Longevity actives such as senomorphics like Vitamin C are used commonly these days. But you’ll recall that it took years of research with ascorbic acid before we had derivatives that were stable and converted to ascorbic acid without causing irritation. We’re now in the same boat with senotherapeutics in the senolytic category—these mostly bioflavonoid ingredients deliver longevity results like you’ve never seen, but they are maddeningly unstable. These days skin science is heavily into skin longevity, the last frontier, and many of us are tackling the challenges presented by these wonderful but elusive flavonoids. They remind me of shy, mad little geniuses—you know you could get so much out of them if you could just persuade them to come out of hiding.

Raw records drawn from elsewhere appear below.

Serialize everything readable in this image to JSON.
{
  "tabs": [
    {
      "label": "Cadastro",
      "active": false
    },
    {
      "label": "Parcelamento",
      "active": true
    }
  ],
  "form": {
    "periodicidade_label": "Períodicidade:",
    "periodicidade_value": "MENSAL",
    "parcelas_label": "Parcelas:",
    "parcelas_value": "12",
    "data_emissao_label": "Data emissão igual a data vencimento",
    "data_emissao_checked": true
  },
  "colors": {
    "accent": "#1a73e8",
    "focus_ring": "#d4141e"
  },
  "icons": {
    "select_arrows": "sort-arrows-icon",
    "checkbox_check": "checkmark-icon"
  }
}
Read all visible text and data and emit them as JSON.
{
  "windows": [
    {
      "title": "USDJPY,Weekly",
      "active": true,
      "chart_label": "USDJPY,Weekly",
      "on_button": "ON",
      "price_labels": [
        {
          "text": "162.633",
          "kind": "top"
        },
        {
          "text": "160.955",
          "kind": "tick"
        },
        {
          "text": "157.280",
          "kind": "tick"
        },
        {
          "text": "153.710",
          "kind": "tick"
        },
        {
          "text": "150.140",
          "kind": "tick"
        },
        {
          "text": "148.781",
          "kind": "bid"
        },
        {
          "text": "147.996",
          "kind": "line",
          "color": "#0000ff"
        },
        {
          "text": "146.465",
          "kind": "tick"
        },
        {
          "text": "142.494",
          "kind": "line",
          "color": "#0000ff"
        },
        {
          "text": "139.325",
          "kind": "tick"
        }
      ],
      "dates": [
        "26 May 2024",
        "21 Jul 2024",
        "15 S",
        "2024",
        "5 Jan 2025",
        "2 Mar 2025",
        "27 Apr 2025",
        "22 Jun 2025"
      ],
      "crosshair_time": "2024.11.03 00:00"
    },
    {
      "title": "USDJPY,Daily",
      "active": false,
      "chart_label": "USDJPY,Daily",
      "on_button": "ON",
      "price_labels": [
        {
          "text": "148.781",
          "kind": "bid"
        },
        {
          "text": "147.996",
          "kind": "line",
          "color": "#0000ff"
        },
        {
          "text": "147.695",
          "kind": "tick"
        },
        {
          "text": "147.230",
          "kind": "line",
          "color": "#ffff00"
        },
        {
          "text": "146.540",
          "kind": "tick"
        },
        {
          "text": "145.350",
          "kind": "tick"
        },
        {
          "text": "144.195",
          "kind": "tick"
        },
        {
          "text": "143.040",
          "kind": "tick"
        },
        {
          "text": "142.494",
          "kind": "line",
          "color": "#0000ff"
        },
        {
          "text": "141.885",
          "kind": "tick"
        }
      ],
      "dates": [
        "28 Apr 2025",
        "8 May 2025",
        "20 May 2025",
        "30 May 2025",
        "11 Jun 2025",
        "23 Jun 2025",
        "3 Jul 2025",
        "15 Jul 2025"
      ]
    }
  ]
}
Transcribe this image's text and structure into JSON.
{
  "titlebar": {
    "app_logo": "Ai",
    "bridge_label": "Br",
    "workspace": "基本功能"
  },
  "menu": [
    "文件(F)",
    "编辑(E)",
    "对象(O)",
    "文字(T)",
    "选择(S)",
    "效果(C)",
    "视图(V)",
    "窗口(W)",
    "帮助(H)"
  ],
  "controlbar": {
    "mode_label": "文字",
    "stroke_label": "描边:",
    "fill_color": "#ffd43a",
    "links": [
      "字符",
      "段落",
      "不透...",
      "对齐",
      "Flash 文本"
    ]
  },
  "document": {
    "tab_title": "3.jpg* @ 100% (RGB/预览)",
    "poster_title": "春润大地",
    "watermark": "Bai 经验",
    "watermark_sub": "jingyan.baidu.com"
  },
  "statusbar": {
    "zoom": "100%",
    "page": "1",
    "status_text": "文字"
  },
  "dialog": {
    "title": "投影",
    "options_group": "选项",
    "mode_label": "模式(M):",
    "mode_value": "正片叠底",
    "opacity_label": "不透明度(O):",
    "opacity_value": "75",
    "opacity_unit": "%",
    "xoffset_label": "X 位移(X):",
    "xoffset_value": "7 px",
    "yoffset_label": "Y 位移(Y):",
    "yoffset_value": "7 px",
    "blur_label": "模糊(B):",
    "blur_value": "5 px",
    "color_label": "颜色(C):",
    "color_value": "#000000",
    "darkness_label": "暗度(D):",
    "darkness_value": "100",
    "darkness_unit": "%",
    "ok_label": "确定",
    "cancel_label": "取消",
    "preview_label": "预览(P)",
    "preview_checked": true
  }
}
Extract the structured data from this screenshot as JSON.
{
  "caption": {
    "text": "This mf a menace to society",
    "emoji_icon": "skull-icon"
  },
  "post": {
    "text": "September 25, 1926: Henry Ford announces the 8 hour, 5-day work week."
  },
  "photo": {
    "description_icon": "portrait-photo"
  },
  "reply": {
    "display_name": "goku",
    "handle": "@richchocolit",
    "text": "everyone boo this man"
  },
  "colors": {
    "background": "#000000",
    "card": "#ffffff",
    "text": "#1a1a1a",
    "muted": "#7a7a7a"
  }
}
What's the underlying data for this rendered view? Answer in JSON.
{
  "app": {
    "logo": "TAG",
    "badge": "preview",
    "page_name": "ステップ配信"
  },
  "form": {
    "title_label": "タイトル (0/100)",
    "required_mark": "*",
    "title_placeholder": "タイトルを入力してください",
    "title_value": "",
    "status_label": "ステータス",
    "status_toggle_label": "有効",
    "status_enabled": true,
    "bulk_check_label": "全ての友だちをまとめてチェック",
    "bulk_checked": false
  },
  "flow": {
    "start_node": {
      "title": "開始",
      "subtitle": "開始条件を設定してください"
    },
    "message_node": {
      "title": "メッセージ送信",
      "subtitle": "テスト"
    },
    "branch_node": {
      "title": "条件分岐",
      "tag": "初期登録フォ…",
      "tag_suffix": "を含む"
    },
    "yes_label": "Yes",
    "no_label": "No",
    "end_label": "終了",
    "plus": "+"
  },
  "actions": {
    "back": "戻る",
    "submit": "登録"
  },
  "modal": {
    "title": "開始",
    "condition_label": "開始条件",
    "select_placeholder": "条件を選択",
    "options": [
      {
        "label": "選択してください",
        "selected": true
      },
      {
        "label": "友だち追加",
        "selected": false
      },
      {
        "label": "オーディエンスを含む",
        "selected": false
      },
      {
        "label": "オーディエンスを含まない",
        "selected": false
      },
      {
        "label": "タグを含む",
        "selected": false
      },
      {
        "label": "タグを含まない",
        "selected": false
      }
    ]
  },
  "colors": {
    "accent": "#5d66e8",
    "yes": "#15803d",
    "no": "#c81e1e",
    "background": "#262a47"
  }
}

Dara: All Day Age Delay is a wonderful way of bringing your Skin Longevity Explored Substack to life — it addresses all the major hallmarks of aging with its ingredients, which we'll describe in our product summary. What is the most important thing you want people to know about it? And is there something about it that you think tends to get overlooked?
MARIE: What I’ve been tussling with formulaically segues nicely here with skin longevity as a concept. ADAD is the first in our line of skin longevity products. There will be more. As well as making products I write about them, why?--well, I suppose because someone has to.
At the risk of repeating myself (I tend go on at length about the subject in the introduction) I write about skin longevity because it tends to get overlooked by “serious” scientists hot on the trail of extending efficient cognitive function to centenarians (well naturally, they’re scientists). What they miss is that skin longevity is very important to almost everyone because we, and even the scientists among us, are hard-wired to care. Longevity skin care increases the quality of our extended life span—so it’s not vanity, and it’s not trivial. In my field the twelve hallmarks are a very helpful foundation to begin the work of developing products and techniques that extend life span and health span of the skin as well as body (and in addition to the brain). These days healthy skinspan extension is an achievable goal, which makes it 10^n exciting.